Man Learns Jury Duty Lesson the Hard Way
An Indiana man called in for jury duty in a fatal drunken driving crash case has learned what can happen to people who ignore the judge's instructions to NOT leave the courthouse.
The judge ordered him to stand in front of the courthouse for two days holding a sign that reads “I failed to appear for jury duty.”
This happened in the town of Crown Point, Indiana. The 22-year-old man told the judge he wasn’t thinking when he left the courthouse after lunch and went home, while jury selection was still in progress.
“Help me understand what it is about my words, ‘You’ve got to come back,’ that you don’t understand?” the judge said. ”I’m at a loss to understand why you did what you did.”
“I’ve never been in trouble before,” said the man, who acknowledged he didn’t follow the judge’s instructions during the jury selection process. “I wasn’t really paying attention,” said the man, who is unemployed.
The judge told him he was “the very person who should be on a jury. You’ve got nothing else to do.”
The judge ordered the man’s name to be put back into the juror pool, and told him to show up in court on the next two Mondays with the sign and walk in front of the courthouse until the bailiffs release him.
This story reminds us of the famously creative sentences former Houston Judge Ted Poe handed down. Poe, who is now a Congressman, made news nationally with some of the things he came up with.
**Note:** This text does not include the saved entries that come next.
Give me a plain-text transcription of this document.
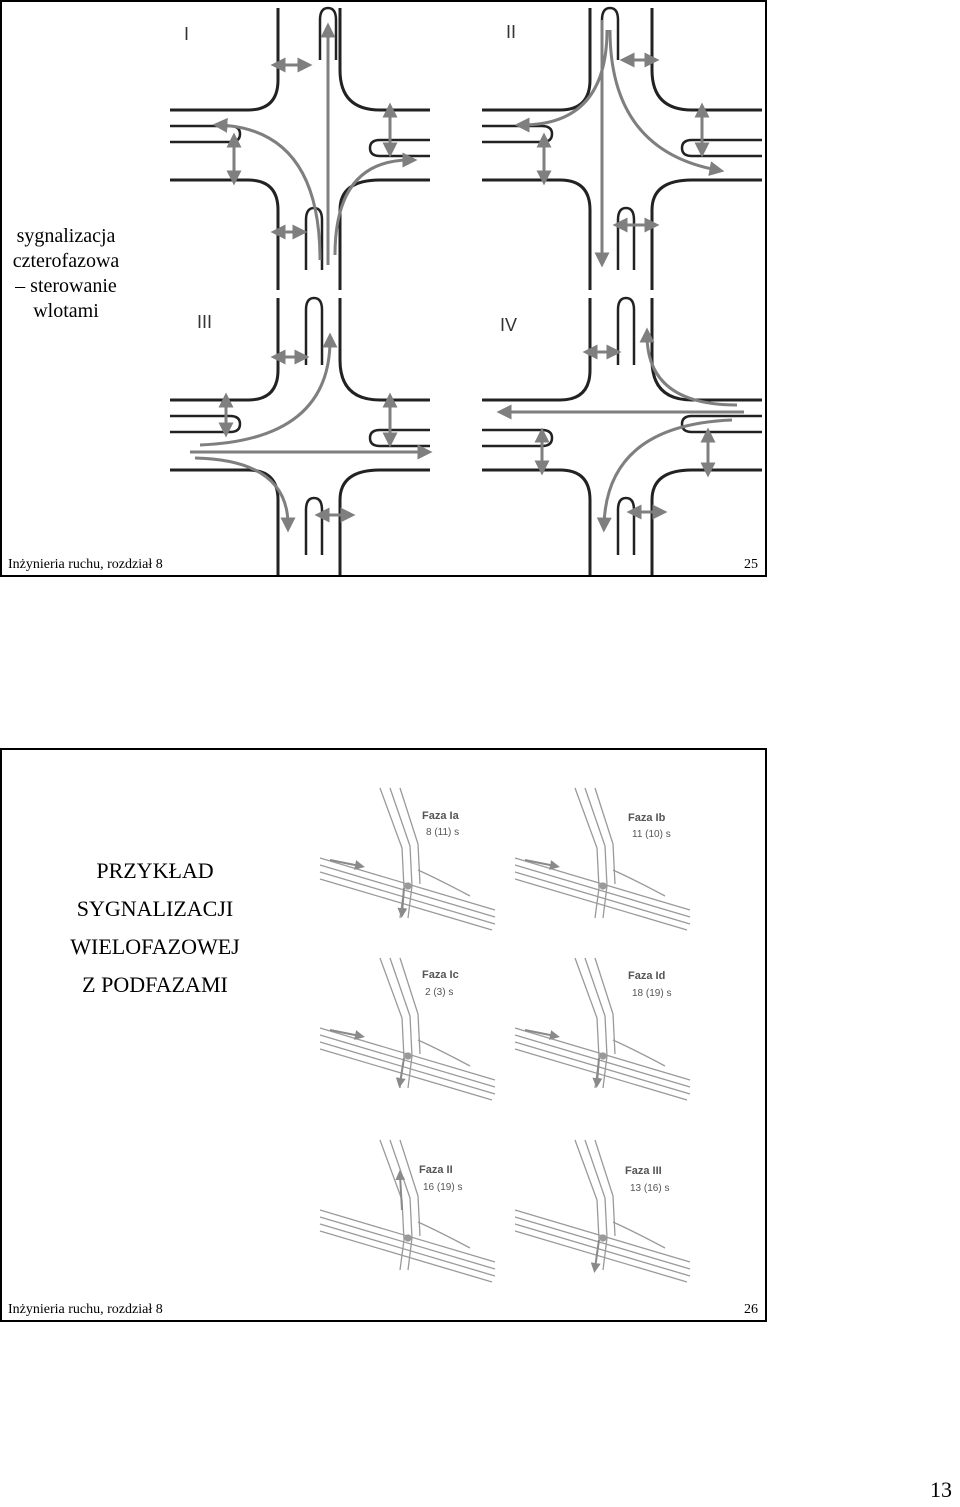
sygnalizacja
czterofazowa
– sterowanie
wlotami
I	II
III	IV
Inżynieria ruchu, rozdział 8	25
PRZYKŁAD
SYGNALIZACJI
WIELOFAZOWEJ
Z PODFAZAMI
Faza Ia
8 (11) s
Faza Ib
11 (10) s
Faza Ic
2 (3) s
Faza Id
18 (19) s
Faza II
16 (19) s
Faza III
13 (16) s
Inżynieria ruchu, rozdział 8	26
13
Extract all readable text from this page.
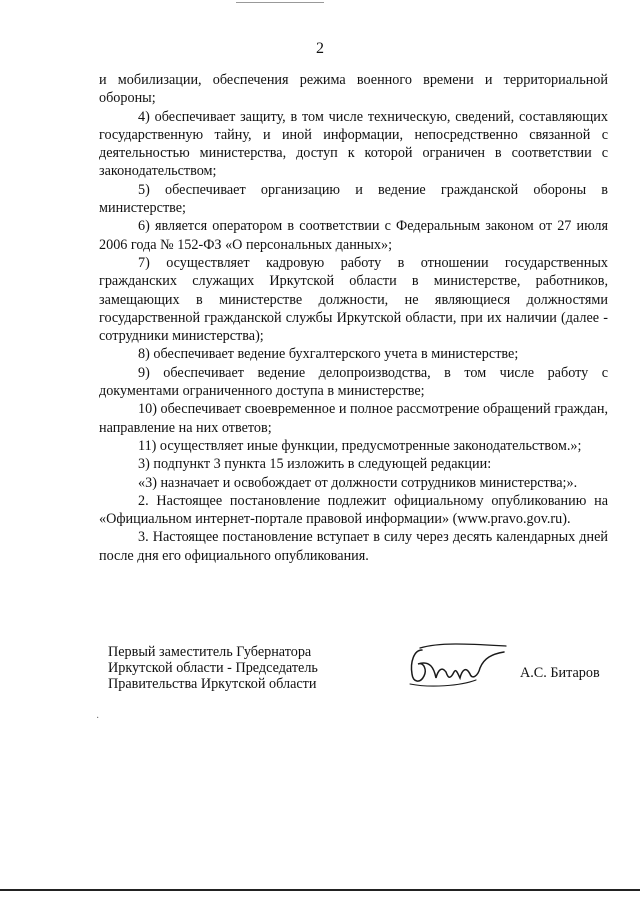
2

и мобилизации, обеспечения режима военного времени и территориальной обороны;

4) обеспечивает защиту, в том числе техническую, сведений, составляющих государственную тайну, и иной информации, непосредственно связанной с деятельностью министерства, доступ к которой ограничен в соответствии с законодательством;

5) обеспечивает организацию и ведение гражданской обороны в министерстве;

6) является оператором в соответствии с Федеральным законом от 27 июля 2006 года № 152-ФЗ «О персональных данных»;

7) осуществляет кадровую работу в отношении государственных гражданских служащих Иркутской области в министерстве, работников, замещающих в министерстве должности, не являющиеся должностями государственной гражданской службы Иркутской области, при их наличии (далее - сотрудники министерства);

8) обеспечивает ведение бухгалтерского учета в министерстве;

9) обеспечивает ведение делопроизводства, в том числе работу с документами ограниченного доступа в министерстве;

10) обеспечивает своевременное и полное рассмотрение обращений граждан, направление на них ответов;

11) осуществляет иные функции, предусмотренные законодательством.»;

3) подпункт 3 пункта 15 изложить в следующей редакции:

«3) назначает и освобождает от должности сотрудников министерства;».

2. Настоящее постановление подлежит официальному опубликованию на «Официальном интернет-портале правовой информации» (www.pravo.gov.ru).

3. Настоящее постановление вступает в силу через десять календарных дней после дня его официального опубликования.

Первый заместитель Губернатора

Иркутской области - Председатель

Правительства Иркутской области

А.С. Битаров
·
He was especially tough on those found guilty of child abuse, sex crimes, domestic abuse and vehicular homicide. He would require them to adorn their prison cells with pictures of their victims.
Those who weren't sent to prison would have to stand in front of the courthouse with a sign proclaiming their guilt and their remorse. His community service sentences were equally demanding, but his recidivism rate was very low. Nobody wanted to come back to his court.